Statin medications are known to cause muscle aches and fatigue in some people. Here’s what to do if you develop muscle discomfort while on a statin.
Statin medications have revolutionized the treatment of high cholesterol. Not only are they effective at lowering cholesterol levels, but they also appear to have other health related benefits. Preliminary studies show that statin medications can reduce the risk of heart attack, stroke, cataracts and even cancer. Although statins have their benefits, taking statin medications is not without side effects. One of the most frequent and bothersome effects of taking these medications are statin muscle aches.
How common are statin muscle aches? The drug company literature for statins suggests that only about two percent of people suffer muscle discomfort while on statin medications. The medical community has a different story. Most doctors report a significantly higher incidence of muscle problems in people taking statin drugs with the incidence being closer to ten to twenty percent. Up to thirty percent of people experience some degree of mild muscle discomfort.
Statin muscle aches are usually more common when statin medications are first started and may improve over time. They can be so mild that some people attribute them to “old age” and fail to see the association between their medication and the symptoms. In other cases, the muscle discomfort can be severe enough to interfere with normal activities. There may be difficulty going up and down stairs and the legs may tire out with minimal exertion. The symptoms usually completely resolve when the statin medication is stopped. In some cases, statin muscle aches can develop even after a person has been on a statin for a long period of time without experiencing any problems.
In most cases, statin muscle aches are uncomfortable but aren’t life threatening. Very rarely, statin muscle pain can indicate a more serious muscle condition called rhabdomyolysis. Rhabdomyolysis is inflammation of the muscle that can lead to muscle breakdown and damage to the kidneys and liver. This usually occurs when higher doses of statins are prescribed or when statins are combined with other medications. Although this condition is rare, it requires immediate medical evaluation. The diagnosis can be made by doing a blood test to check for creatine kinase levels which are released from damaged muscle.
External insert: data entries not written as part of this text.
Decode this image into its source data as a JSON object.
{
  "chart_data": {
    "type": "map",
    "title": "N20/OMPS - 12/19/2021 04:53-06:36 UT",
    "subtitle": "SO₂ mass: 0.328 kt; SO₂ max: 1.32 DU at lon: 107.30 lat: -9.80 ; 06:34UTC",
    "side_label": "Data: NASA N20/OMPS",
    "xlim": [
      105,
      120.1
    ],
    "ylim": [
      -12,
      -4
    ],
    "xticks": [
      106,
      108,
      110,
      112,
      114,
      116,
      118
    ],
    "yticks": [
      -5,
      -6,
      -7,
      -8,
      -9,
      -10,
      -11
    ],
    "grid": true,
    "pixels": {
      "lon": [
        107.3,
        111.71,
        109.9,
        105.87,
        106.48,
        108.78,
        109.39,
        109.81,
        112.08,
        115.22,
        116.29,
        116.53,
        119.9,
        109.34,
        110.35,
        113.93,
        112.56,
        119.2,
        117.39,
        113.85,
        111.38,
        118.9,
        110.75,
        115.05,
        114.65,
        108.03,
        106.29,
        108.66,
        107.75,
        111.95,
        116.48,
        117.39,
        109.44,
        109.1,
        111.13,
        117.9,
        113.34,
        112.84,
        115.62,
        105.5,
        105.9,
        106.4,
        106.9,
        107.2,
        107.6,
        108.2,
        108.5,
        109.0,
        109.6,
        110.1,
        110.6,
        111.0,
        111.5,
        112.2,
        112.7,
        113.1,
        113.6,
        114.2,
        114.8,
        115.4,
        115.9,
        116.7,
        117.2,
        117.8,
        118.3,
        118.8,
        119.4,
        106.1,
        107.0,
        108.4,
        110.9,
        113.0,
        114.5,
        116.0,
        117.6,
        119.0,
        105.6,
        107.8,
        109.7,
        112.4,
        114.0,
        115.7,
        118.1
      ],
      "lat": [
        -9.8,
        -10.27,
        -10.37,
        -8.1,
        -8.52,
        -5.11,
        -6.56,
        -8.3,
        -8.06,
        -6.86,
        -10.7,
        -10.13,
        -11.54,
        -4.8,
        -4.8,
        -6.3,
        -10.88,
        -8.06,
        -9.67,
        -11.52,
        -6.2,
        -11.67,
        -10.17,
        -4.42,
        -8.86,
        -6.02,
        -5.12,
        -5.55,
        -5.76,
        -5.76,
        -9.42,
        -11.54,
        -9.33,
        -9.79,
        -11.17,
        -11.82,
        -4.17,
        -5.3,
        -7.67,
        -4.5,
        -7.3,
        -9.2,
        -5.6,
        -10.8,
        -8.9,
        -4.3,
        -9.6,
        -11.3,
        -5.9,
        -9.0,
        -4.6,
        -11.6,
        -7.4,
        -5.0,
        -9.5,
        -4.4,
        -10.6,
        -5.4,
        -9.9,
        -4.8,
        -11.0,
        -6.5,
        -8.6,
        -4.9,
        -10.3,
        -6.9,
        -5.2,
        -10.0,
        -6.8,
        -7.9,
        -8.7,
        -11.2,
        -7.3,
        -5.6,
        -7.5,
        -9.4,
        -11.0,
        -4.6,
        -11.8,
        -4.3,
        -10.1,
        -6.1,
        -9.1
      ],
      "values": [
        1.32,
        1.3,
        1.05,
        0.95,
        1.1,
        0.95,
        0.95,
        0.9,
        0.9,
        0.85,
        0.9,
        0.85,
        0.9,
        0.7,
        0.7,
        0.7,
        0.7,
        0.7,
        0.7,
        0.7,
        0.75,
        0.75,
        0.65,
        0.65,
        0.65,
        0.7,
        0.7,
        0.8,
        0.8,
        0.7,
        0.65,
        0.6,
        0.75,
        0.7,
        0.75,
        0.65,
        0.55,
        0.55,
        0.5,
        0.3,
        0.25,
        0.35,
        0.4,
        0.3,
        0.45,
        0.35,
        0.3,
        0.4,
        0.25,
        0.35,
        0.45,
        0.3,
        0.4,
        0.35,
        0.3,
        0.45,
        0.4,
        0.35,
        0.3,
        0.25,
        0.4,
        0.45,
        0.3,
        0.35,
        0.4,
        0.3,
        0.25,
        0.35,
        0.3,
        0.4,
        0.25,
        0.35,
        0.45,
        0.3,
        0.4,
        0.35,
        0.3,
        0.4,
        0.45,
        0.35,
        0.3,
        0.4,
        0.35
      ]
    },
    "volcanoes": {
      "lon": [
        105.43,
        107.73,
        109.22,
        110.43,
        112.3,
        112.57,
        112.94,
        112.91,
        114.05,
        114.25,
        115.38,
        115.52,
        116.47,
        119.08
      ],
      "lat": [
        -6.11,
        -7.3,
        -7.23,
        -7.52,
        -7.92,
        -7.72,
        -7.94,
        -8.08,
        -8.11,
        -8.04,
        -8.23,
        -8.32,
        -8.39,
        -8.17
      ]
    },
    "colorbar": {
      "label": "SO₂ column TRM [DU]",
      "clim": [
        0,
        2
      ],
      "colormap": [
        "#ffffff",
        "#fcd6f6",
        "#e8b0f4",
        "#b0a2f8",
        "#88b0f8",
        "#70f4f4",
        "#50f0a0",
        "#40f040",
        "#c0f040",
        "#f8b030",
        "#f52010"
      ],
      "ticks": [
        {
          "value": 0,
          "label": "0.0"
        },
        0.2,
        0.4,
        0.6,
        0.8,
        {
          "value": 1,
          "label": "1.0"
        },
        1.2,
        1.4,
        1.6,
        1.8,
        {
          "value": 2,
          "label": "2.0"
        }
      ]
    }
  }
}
Should a person with statin muscle aches stay on the medication? If the muscle aches are severe, some doctors stop the medication to see if the symptoms resolve and then restart it at a lower dose. Another option is to change to another statin medication which may be better tolerated. There’s some evidence that taking the supplement coenzyme Q-10 can help with statin muscle aches. Statins are known to lower levels of coenzyme Q in the body, causing some doctors recommend them for people taking statin medications. There have been no large trials to confirm that they do lower the incidence of statin muscle aches. Although coenzyme q-10 supplements appear to be safe, they can be expensive.
The bottom line? Although it may be tempting to stop statins when muscle aches develop, this shouldn’t be done without weighing the benefits and risks. Statins are quite effective at lowering cholesterol levels and for some people with very high cholesterol counts, getting cholesterol levels down and reducing the risk of heart attack or stroke may be a priority. Switching to a different statin medication or a different class of cholesterol lowering drugs may be an option in some cases. The most important thing is to get medical counseling both to rule out more serious problems such as rhabdomylosis and to discuss other treatment options if statin muscle aches persist.